Cependant, si on peut admettre une telle interprétation judiciaire d’un texte vieux de 20 ans, de nombreuses raisons justifient qu’il soit aujourd’hui ajusté, parmi lesquelles on en privilégiera deux.

– D’abord, le principe constitutionnel et européen de sécurité juridique, qui exige qu’une réglementation imposant des obligations à une catégorie de sujets de droit soit claire et précise, afin qu’ils puissent connaître sans ambiguïté leurs droits et obligations et prendre leurs dispositions en conséquence.

Ici, la sécurité juridique des télédiffuseurs se trouve singulièrement malmenée, à partir du moment où ils se trouvent confrontés à des ayants droit qui le plus souvent, jouant de l’ambiguïté des textes, réclament cumulativement la rémunération équitable et le respect du droit exclusif, les artistes interprètes et les producteurs de phonogrammes ayant au demeurant depuis des années des positions différentes sur la question.

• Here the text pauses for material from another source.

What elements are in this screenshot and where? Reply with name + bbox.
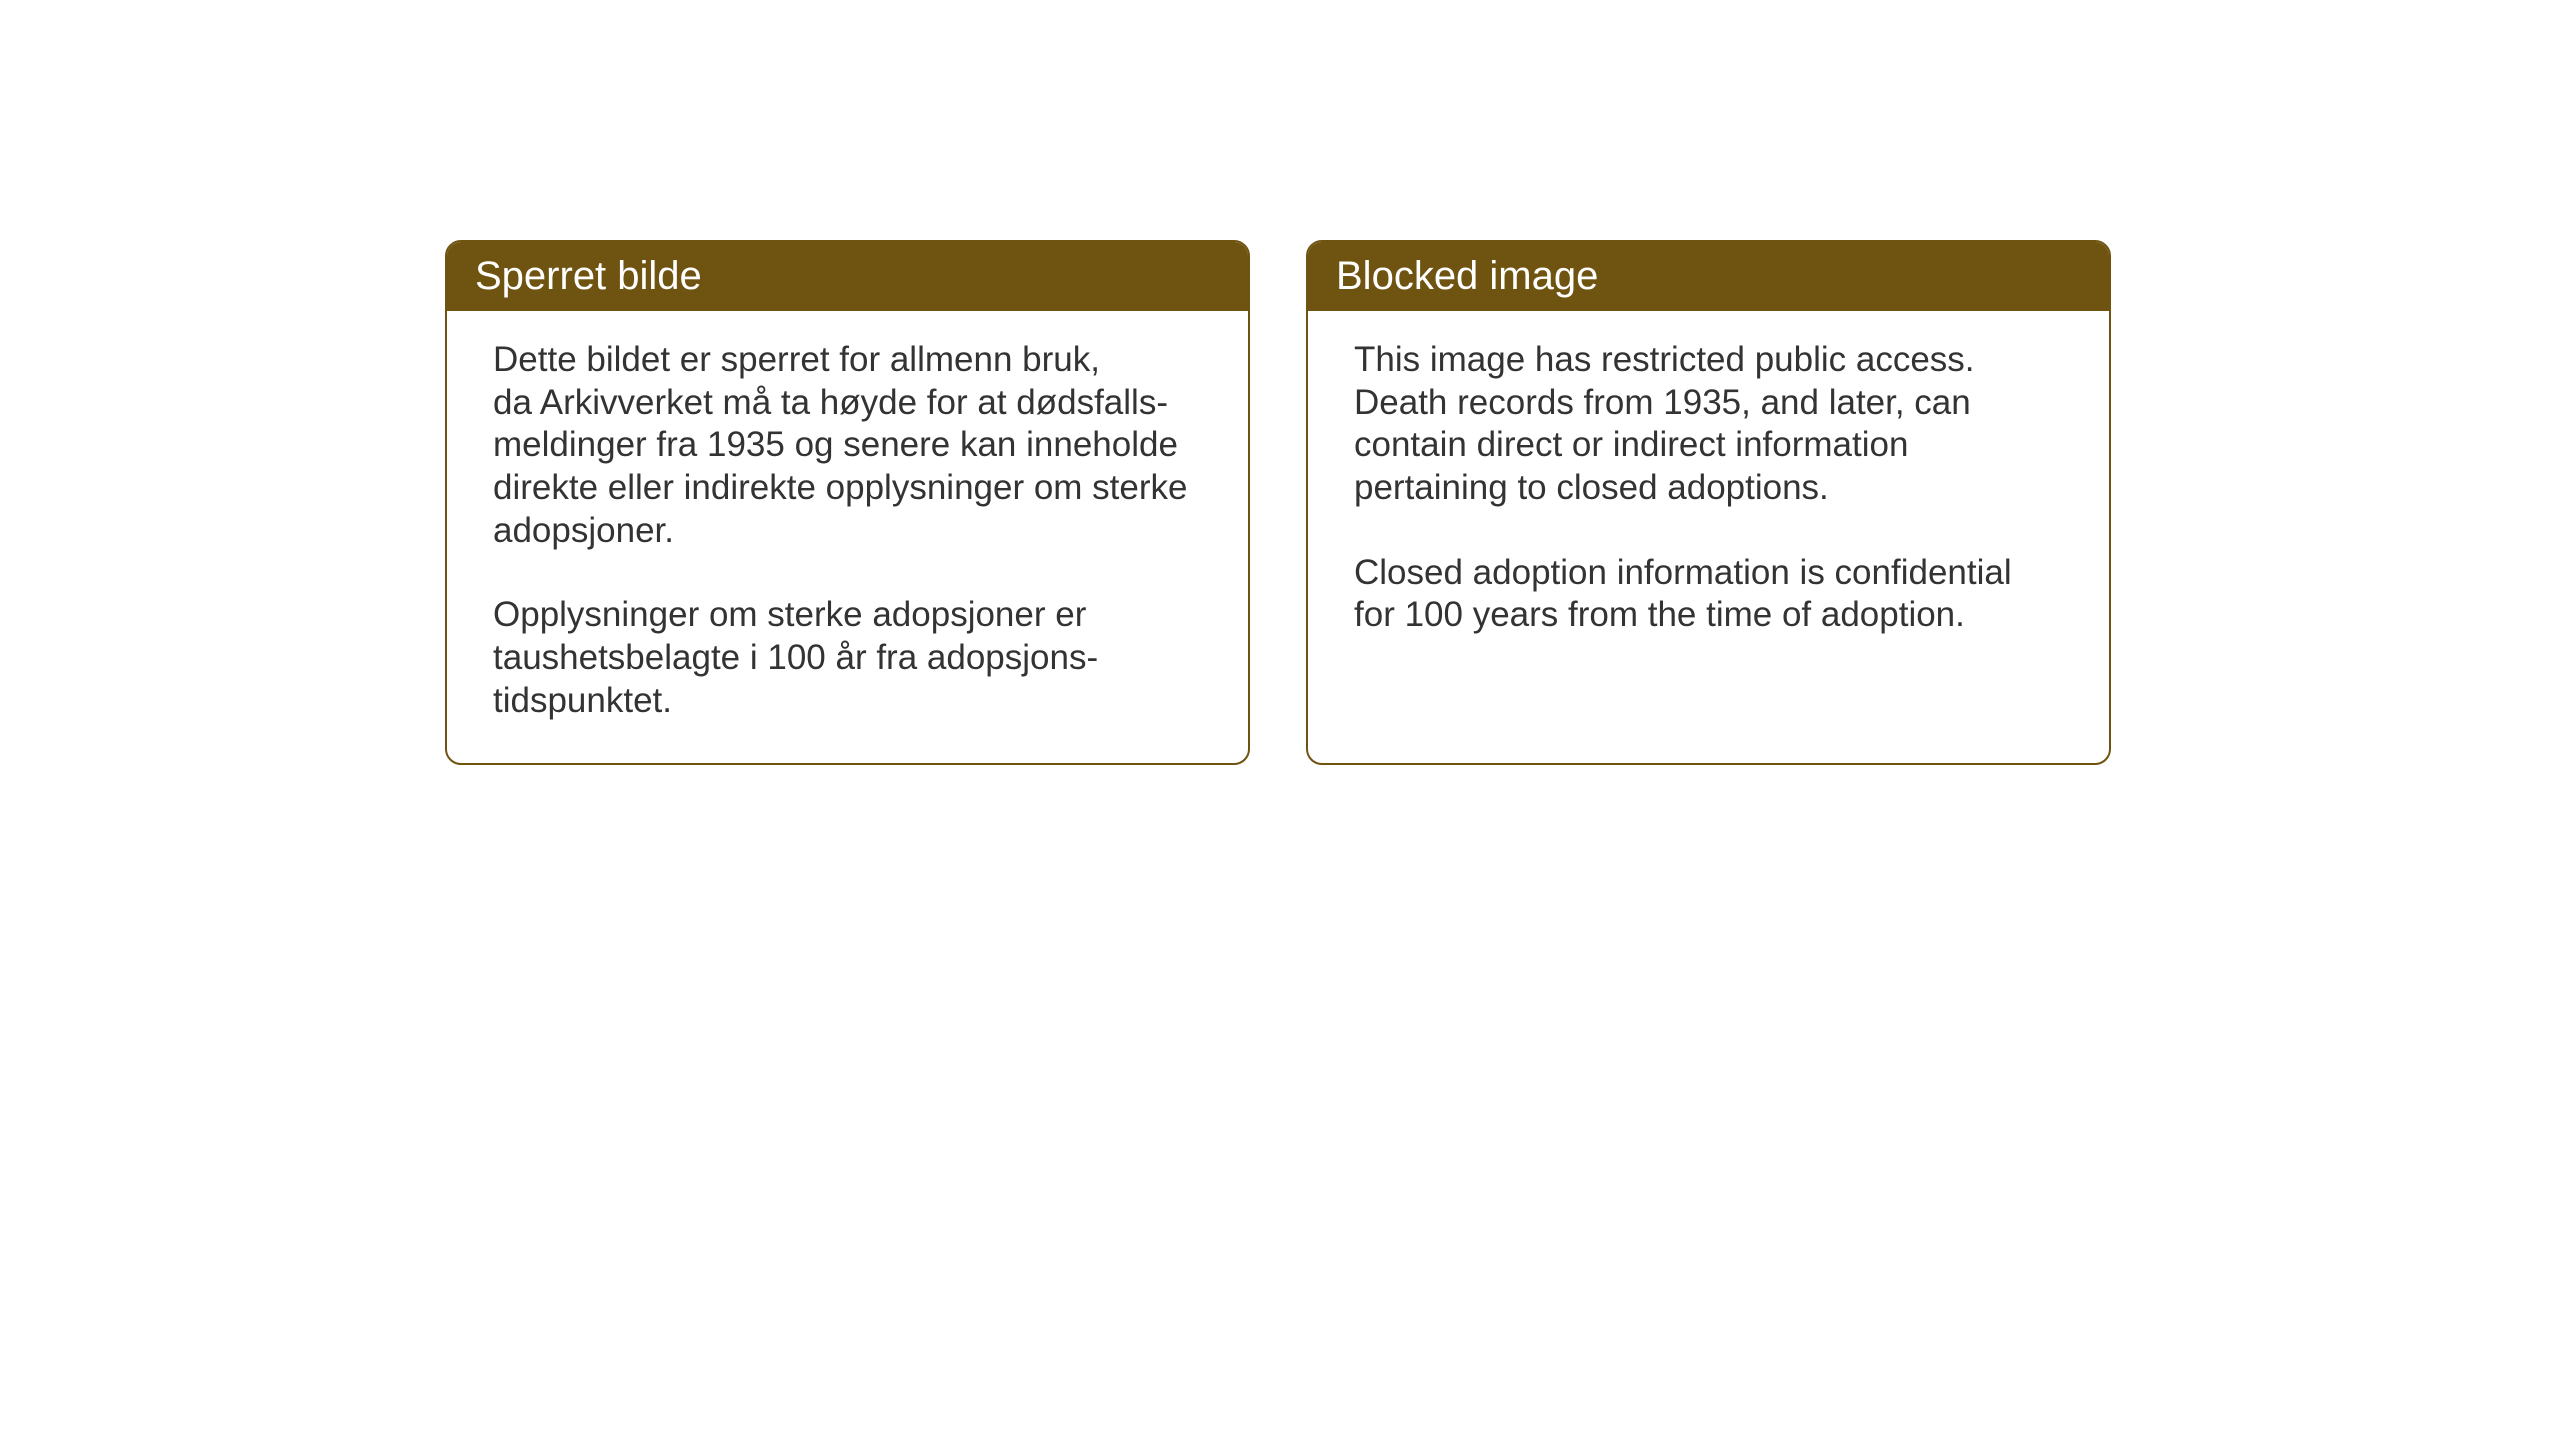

Les télédiffuseurs ne savent plus quoi payer, ni à qui.

– Ensuite, le principe de pluralité et de diversité culturelle: le recours systématique au droit d’autoriser et d’interdire des ayants droit, que la licence légale dans un souci pratique permettait d’éviter, aura pour effet d’alourdir de manière excessive l’accès aux phonogrammes du commerce en favorisant certainement la signature d’accord avec les grands catalogues, au détriment de la diversité culturelle et de l’intérêt des petits producteurs.

Dans ces conditions, afin de ne léser aucune des parties prenantes, l’art. L. 214-1 pourrait prévoir clairement les deux situations différentes susvisées.

– D’un côté, utilisation du phonogramme pour sonoriser une émission produite par la chaîne, ou par toute personne opérant pour elle , sans distinguer selon que son usage est direct ou indirect.

– De l’autre, diffusion de programmes produits par des tiers non spécifiquement pour l’entreprise de communication audiovisuelle, qui restent couverts par le droit exclusif.